So I think it's finally the time to blog. About what you may ask? Well, everything! I guess the only reason why I didn't was because many things had been happening and frankly I'm just not too happy about them. So I am going to sum up these past couple months in a few of my favorite words...
LOUSY, DISASTROUS, EERIE, UGLY, UNHOLY(lol) and just plain AWFUL :(
And it's just getting on my last nerve. I don't know what I've ever did to make the universe despise me so much at the moment but I just can't help it. I want it to be okay when I jump up and down, do whatever I want and just yell out to the universe that THIS IS JUST NOT FAIR.
This is the only available picture. *yawns
Around the first week of July, I bought a new purse for myself. Nothing special, just a normal black leather Alain Delon. After using it for only 3 wonderful weeks, I went to work one day just to come back with a heavyhearted soul and in grief. No wait. No no no! I went to the police station first, lodged a police report, then home with my bitter and gloomy self. I lost my new purse and everything in it. So I end up carrying around a temporary IC and also a police report everywhere I go. I finally got over the fact that I can never ever have the chance to see my purse, IC, licence, photos etc anymore. And I also thought the nightmare is over.

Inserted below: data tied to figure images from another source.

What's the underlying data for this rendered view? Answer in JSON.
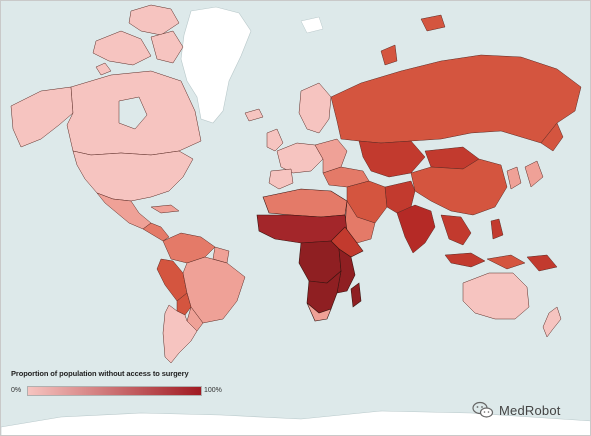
{
  "legend": {
    "title": "Proportion of population without access to surgery",
    "min_label": "0%",
    "max_label": "100%",
    "color_low": "#f6c4c0",
    "color_high": "#a01a22"
  },
  "watermark": {
    "text": "MedRobot",
    "icon": "wechat-icon"
  },
  "colors": {
    "ocean": "#dde9ea",
    "land_white": "#ffffff",
    "very_light": "#f6c4c0",
    "light": "#efa197",
    "medium": "#e47a68",
    "medium_dark": "#d4553f",
    "dark": "#c23a2e",
    "very_dark": "#8f1f22",
    "border": "#3a1410"
  }
}
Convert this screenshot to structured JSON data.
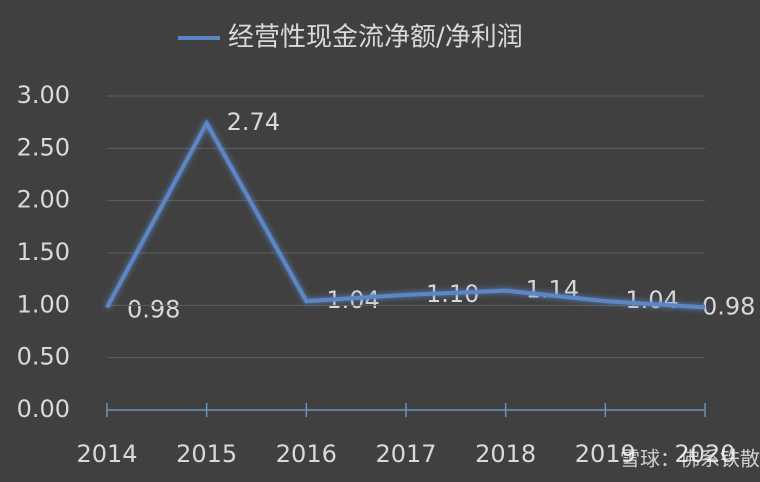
{
  "chart_data": {
    "type": "line",
    "title": "经营性现金流净额/净利润",
    "categories": [
      "2014",
      "2015",
      "2016",
      "2017",
      "2018",
      "2019",
      "2020"
    ],
    "series": [
      {
        "name": "经营性现金流净额/净利润",
        "color": "#5b86c5",
        "values": [
          0.98,
          2.74,
          1.04,
          1.1,
          1.14,
          1.04,
          0.98
        ],
        "value_labels": [
          "0.98",
          "2.74",
          "1.04",
          "1.10",
          "1.14",
          "1.04",
          "0.98"
        ]
      }
    ],
    "ylim": [
      0,
      3
    ],
    "yticks": [
      {
        "value": 0,
        "label": "0.00"
      },
      {
        "value": 0.5,
        "label": "0.50"
      },
      {
        "value": 1,
        "label": "1.00"
      },
      {
        "value": 1.5,
        "label": "1.50"
      },
      {
        "value": 2,
        "label": "2.00"
      },
      {
        "value": 2.5,
        "label": "2.50"
      },
      {
        "value": 3,
        "label": "3.00"
      }
    ],
    "grid": true,
    "watermark": "雪球：佛系铁散"
  }
}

On the 13th of August, my 11 year old dog Lassie passed away. He has been with me for 8 years. We dug his grave and buried him beside our house. No matter what, he'll still be around watching over us and our house. I used to always come home from school and talk to him about all my never ending high school dramas. Now that he's not around anymore, us especially Sunshine & Bubbles have been so moody. We're okay.
I guess he's okay now too.
A week ago, my brother, boyfriend and I went to TM point together. We went in, asked a couple questions, then got out. I was a 2 minute stop. Our next stop was AEON. On the way there, my boyfriend got a phone call from my number. But I guess it was an accidental call as it was only ringing for only 2 seconds. When he tried to call back, it went into voice mail. So I drove back to TM, stormed in and asked the girl sitting behind the desk whether she saw a pink phone here. She answered me NO and then twitched, started looking around as if she was lying. I could tell she was very nervous. I mean, I don't look rich loh, if you found or took my phone, please just give it back to me lah. That was the only place I stopped at. I went in a couple more times to ask her again and again. She started getting a little defensive and angry.
At that moment, I decided I do not want to look or ask for it anymore. I'll just leave it. And again, do I really deserve this? :( Do you know the amount of down-in-the-dump days I need to go through? Going to bed and waking up with nothing to hold? I was devastated, now I guess I have again, finally got over it.
I guess I'll be renovating and repainting my study room before the ends.
So that's July and August for me. How about you?